The ETF Retail Holders has been riding up an ascending trendline for months. But last May the retail index suddenly plunged through its rising trendline. And last week, Retail Holders suffered a huge drop. July isn't over yet, but we see enough to know that retail is in trouble. And consumer spending, as you may remember, constitutes about 70% of the Gross Domestic Product of the nation. When consumers cut back, the US economy is in trouble. Strange that nobody seems to be noticing what's happening in retail.
What's the biggest purchase by American families? It's a home or in many cases a second home. Well, not only is retail in trouble, housing is in trouble. The Housing ETF has violated a trendline is in a waterfall collapse. So much for housing, it's kaput, finished. How's the US consumer going to pull money out of his "housing ATM" this year?
The consumer Discretionary Spending ETF tracks items that consumers don't absolutely need for living purposes. In other words, items that consumers can live without. Stocks in this group include Disney, Home Depot, Target, McDonalds, GM, Viacom. Suddenly last week, Consumer Discretionary got in line with the other consumer charts, and Consumer Discretionary fell apart. It's increasingly apparent that the US consumer has put a lock on his wallet while women are in the process of zipping up their hand bags. This will all become apparent within a matter of a few month or so.
Whole Foods is a stock that I've watched with interest. The company has been growing rapidly, and it has been the envy of every supermarket chain. The only catch with this company is that its prices are high -- thus the nickname, "Whole Paycheck." The stores are great, the selection is fabulous, but again those prices. I've wondered whether whole families can do their shopping at Whole Foods. To my mind, this a "good time" chain of stores, specializing in "health-type foods." But with the growth of organic foods, the big chains are now getting into the act. Even our local Safeway now has an organic counter. Can a chain with high prices compete with the highly-competitive grocery super-chains? Guess we'll find out.
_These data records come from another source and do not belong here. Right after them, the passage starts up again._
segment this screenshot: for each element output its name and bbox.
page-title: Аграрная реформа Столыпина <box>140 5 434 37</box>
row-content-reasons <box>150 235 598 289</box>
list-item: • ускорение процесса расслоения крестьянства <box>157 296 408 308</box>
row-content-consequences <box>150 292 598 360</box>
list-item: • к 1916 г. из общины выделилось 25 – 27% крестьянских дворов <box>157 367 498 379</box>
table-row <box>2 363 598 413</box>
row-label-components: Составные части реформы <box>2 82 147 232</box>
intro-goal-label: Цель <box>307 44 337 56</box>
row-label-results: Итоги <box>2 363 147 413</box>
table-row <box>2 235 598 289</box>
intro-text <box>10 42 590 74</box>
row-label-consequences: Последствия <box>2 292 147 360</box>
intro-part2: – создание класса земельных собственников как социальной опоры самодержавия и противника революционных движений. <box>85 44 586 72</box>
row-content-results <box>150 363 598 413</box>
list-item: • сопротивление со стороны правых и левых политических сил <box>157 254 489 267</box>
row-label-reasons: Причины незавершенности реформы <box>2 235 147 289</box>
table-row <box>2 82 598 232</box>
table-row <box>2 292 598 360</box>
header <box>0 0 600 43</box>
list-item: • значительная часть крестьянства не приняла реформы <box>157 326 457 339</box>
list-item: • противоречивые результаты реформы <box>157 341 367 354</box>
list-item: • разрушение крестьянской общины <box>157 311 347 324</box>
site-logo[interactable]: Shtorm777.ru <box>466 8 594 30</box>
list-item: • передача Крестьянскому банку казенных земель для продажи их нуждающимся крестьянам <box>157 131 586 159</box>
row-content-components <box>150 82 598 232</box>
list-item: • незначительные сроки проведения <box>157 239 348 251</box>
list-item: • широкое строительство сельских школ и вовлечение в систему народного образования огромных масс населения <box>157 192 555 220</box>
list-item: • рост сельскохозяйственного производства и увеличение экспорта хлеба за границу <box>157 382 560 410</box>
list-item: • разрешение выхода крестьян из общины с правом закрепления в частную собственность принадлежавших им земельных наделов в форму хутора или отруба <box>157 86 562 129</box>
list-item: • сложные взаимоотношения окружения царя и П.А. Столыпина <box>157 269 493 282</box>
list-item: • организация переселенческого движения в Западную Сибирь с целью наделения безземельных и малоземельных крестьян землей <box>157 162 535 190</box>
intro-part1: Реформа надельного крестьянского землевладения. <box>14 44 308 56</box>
Whole Foods hit a high close of 79.90 on December 28, 2005. Friday it closed at 58.39, down 26%. Customers of Whole Foods may be running out of "luxury money" -- or else competition is hitting the chain. Or both. Interestingly, Whole Foods has made the cover of magazines over the last few months. But Whole Foods shouldn't feel bad -- even Wal-Mart has been hitting the skids. Wal-Mart, trading as high as 70.25, closed Friday at 43.05, down 38.5% from its high.
America's consumers have been on a tear. Looking at the charts and stock prices say it's over.